Vergewaltigung in der Ehe
Der gesellschaftliche Diskurs als geschlechterpolitische Handlungsarena am Länderbeispiel Indien
Der Missbrauch durch den eigenen Partner ist ein soziales Problem, das weltweit, unabhängig von Religion, Kultur und weiteren sozioökonomischen Faktoren, weitverbreitet ist. Über die Gründe, die eine von Gewalt im sozialen Nahraum betroffene Frau dazu veranlassen, diese formell oder informell öffentlich zu machen, ist wenig bekannt. Ein Hindernis stellt die Erreichbarkeit der Hilfsangebote dar. Studien zeigen jedoch, dass bei betroffenen Frauen mit zunehmendem Problembewusstsein die Wahrscheinlichkeit steigt, dass sie handeln. Gerade bei sexueller Gewalt ist das Problembewusstsein entscheidend für die Hilfestellung der betroffenen Frau. Denn die aufgezeigte Kausalität scheint bei Opfern häuslicher Gewalt ohne die Komponente der sexuellen Gewalt nicht zuzutreffen. Die individuelle und gesellschaftliche Problemdeutung ist darüber hinaus kulturell geprägt und scheint ausserdem zusätzlich – je nach Art der erlebten Gewalt – zu variieren. Dennoch gibt es kaum Interventionen, die (kultur-)spezifisch für Betroffene von sexueller Gewalt im sozialen Nahraum entwickelt worden sind.
Die vorliegende Arbeit untersucht die gesellschaftlichen Wissensbestände und deren Auswirkungen und Relevanz auf und für das Problembewusstsein zu Vergewaltigungen in der Ehe spezifisch auf ein Land bezogen (Indien), um daraus Rückschlüsse für die Soziale Arbeit in der Schweiz im Migrationskontext zu ziehen. Hierzu wird anhand eines synchronen Schnitts durch den Diskursstrang zum Verrechtlichungsprozess der aktuelle gesellschaftliche Diskurs Indiens rekonstruiert. Als Forschungsprogramm und theoretischer Rahmen dient das Analyseprogramm sozialer Probleme nach Schetsche in Anlehnung an Methoden der Diskursanalyse.

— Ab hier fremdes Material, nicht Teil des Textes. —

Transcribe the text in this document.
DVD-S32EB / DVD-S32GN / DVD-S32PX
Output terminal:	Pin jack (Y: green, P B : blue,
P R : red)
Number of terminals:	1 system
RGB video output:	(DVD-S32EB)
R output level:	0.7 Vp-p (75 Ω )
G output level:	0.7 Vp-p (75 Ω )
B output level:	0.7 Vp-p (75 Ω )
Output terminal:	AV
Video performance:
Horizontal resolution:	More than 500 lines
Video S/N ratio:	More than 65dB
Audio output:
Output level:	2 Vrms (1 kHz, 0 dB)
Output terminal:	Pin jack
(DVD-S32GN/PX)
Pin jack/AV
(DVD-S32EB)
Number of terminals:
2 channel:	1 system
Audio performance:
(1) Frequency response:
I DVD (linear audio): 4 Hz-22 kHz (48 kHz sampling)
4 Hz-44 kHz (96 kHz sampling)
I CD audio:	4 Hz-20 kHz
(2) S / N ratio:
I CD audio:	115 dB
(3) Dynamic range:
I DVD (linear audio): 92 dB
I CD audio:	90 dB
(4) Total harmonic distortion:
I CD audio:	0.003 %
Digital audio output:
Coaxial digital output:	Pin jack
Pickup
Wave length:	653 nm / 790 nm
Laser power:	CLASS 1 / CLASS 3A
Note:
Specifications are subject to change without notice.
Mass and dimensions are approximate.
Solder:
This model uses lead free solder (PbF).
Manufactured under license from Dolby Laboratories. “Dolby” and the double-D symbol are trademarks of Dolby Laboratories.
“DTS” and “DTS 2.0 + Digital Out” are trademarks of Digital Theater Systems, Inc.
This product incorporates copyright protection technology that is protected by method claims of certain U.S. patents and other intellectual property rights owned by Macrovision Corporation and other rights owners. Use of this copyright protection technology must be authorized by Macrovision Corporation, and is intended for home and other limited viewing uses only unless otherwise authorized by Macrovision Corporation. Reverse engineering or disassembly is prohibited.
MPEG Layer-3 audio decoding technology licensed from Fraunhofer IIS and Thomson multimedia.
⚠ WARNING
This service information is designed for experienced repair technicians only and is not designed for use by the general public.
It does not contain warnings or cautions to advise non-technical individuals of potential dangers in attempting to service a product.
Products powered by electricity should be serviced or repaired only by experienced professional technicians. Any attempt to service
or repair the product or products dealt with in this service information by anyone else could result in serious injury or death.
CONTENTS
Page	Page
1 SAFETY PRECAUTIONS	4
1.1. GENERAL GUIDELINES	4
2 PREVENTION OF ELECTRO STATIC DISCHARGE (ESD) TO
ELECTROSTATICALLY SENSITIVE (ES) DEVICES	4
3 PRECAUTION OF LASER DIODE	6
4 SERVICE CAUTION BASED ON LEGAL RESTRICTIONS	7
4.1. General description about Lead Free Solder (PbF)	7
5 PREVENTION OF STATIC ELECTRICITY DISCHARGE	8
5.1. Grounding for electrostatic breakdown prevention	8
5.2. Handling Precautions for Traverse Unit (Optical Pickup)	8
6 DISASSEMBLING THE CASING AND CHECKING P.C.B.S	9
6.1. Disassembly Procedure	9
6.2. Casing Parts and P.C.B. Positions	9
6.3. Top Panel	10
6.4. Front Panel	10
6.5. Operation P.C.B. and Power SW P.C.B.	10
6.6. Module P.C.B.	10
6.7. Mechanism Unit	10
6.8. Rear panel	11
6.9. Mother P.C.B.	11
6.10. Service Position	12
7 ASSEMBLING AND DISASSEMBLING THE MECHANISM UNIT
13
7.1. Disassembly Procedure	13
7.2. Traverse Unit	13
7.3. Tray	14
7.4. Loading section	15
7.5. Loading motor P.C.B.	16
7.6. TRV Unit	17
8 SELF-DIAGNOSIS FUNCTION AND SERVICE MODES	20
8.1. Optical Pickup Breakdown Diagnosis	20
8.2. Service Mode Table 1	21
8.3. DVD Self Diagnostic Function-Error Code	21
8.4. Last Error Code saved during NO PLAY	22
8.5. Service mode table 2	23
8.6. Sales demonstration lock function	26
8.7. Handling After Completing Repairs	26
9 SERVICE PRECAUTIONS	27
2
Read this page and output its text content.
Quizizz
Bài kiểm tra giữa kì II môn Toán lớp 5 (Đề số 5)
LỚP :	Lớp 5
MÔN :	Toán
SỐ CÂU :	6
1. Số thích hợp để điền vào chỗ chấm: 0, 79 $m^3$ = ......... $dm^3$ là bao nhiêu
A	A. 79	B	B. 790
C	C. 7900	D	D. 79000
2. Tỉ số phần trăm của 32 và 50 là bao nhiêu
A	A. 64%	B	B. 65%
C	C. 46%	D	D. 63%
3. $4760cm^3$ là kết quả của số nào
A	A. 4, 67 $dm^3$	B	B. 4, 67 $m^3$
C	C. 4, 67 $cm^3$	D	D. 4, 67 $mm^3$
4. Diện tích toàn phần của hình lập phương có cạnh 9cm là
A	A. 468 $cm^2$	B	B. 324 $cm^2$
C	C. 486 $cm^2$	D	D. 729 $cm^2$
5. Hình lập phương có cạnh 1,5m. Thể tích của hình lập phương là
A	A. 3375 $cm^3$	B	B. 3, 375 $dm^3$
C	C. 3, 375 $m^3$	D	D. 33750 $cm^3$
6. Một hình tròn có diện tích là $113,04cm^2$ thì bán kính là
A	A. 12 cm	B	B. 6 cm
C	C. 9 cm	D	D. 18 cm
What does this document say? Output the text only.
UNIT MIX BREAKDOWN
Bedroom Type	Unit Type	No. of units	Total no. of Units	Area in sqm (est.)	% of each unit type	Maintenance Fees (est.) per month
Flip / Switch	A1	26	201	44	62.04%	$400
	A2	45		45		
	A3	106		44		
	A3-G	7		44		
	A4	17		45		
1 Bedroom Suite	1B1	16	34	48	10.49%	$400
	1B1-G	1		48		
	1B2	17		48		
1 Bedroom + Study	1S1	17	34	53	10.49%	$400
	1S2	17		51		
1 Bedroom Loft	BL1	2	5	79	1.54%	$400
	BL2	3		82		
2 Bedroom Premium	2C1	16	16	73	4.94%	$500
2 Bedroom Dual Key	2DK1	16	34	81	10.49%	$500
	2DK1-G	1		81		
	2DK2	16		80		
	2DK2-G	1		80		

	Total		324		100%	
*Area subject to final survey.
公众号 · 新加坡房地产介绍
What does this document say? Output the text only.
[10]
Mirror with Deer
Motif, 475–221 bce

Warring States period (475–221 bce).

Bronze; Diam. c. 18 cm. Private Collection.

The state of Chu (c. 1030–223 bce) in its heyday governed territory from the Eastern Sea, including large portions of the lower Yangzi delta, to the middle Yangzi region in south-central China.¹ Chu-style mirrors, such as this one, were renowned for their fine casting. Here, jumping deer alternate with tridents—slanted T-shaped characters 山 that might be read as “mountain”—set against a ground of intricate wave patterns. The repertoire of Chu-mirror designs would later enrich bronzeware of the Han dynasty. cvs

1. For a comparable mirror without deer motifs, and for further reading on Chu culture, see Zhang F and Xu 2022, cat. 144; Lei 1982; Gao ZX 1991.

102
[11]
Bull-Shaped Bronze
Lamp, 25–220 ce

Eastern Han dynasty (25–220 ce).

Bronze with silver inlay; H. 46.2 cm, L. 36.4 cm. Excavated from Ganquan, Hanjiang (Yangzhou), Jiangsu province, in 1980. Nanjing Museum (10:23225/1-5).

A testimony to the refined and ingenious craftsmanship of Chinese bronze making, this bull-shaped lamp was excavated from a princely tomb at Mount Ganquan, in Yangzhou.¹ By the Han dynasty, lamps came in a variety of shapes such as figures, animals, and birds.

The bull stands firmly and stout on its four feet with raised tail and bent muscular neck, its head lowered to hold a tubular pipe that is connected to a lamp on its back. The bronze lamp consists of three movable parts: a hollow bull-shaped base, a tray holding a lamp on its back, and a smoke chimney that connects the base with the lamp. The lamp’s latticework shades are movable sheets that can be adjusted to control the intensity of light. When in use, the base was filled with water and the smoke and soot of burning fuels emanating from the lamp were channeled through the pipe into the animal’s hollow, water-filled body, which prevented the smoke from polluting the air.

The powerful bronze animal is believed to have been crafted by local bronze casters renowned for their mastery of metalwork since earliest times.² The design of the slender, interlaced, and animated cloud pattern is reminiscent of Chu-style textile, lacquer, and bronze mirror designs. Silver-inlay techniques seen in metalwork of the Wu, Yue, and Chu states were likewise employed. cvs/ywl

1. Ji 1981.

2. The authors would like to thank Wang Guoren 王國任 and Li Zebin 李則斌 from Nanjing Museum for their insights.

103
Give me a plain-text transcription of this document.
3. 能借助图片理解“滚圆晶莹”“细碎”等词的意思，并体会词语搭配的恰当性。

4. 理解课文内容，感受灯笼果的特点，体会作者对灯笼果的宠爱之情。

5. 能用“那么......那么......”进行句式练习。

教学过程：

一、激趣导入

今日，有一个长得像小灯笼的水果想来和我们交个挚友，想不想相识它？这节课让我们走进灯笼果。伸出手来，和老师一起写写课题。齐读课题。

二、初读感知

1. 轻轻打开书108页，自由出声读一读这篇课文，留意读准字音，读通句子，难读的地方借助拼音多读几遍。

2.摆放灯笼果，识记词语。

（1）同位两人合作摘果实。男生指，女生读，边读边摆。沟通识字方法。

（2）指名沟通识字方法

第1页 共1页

Die Erkenntnisse zeigen, dass spezifisches Wissen über eine Kultur und deren Lebenswelt dabei helfen, gezielte und effektivere Präventions- und Interventionsarbeit zu leisten. So kann die Auseinandersetzung mit der Wahrnehmung sowie den Definitionen und Deutungen von Gewaltphänomenen in verschiedenen Kontexten helfen, Barrieren gezielt zu erkennen. Für die Soziale Arbeit in der Schweiz ist die konkrete Schlussfolgerung, dass neben der vertieften Auseinandersetzung und Weiterentwicklung von sozial und integrationspolitischen Massnahmen, gezielte und kulturspezifischere Präventionsarbeit zu leisten ist, um für die Themen Rollenbilder, häusliche Gewalt, Sexualität und individuelle Rechte zu sensibilisieren. Hierfür sollten auch neue Kanäle (z.B. Social Media) und Multiplikatoren (z.B. religiöse VertreterInnen) miteinbezogen werden.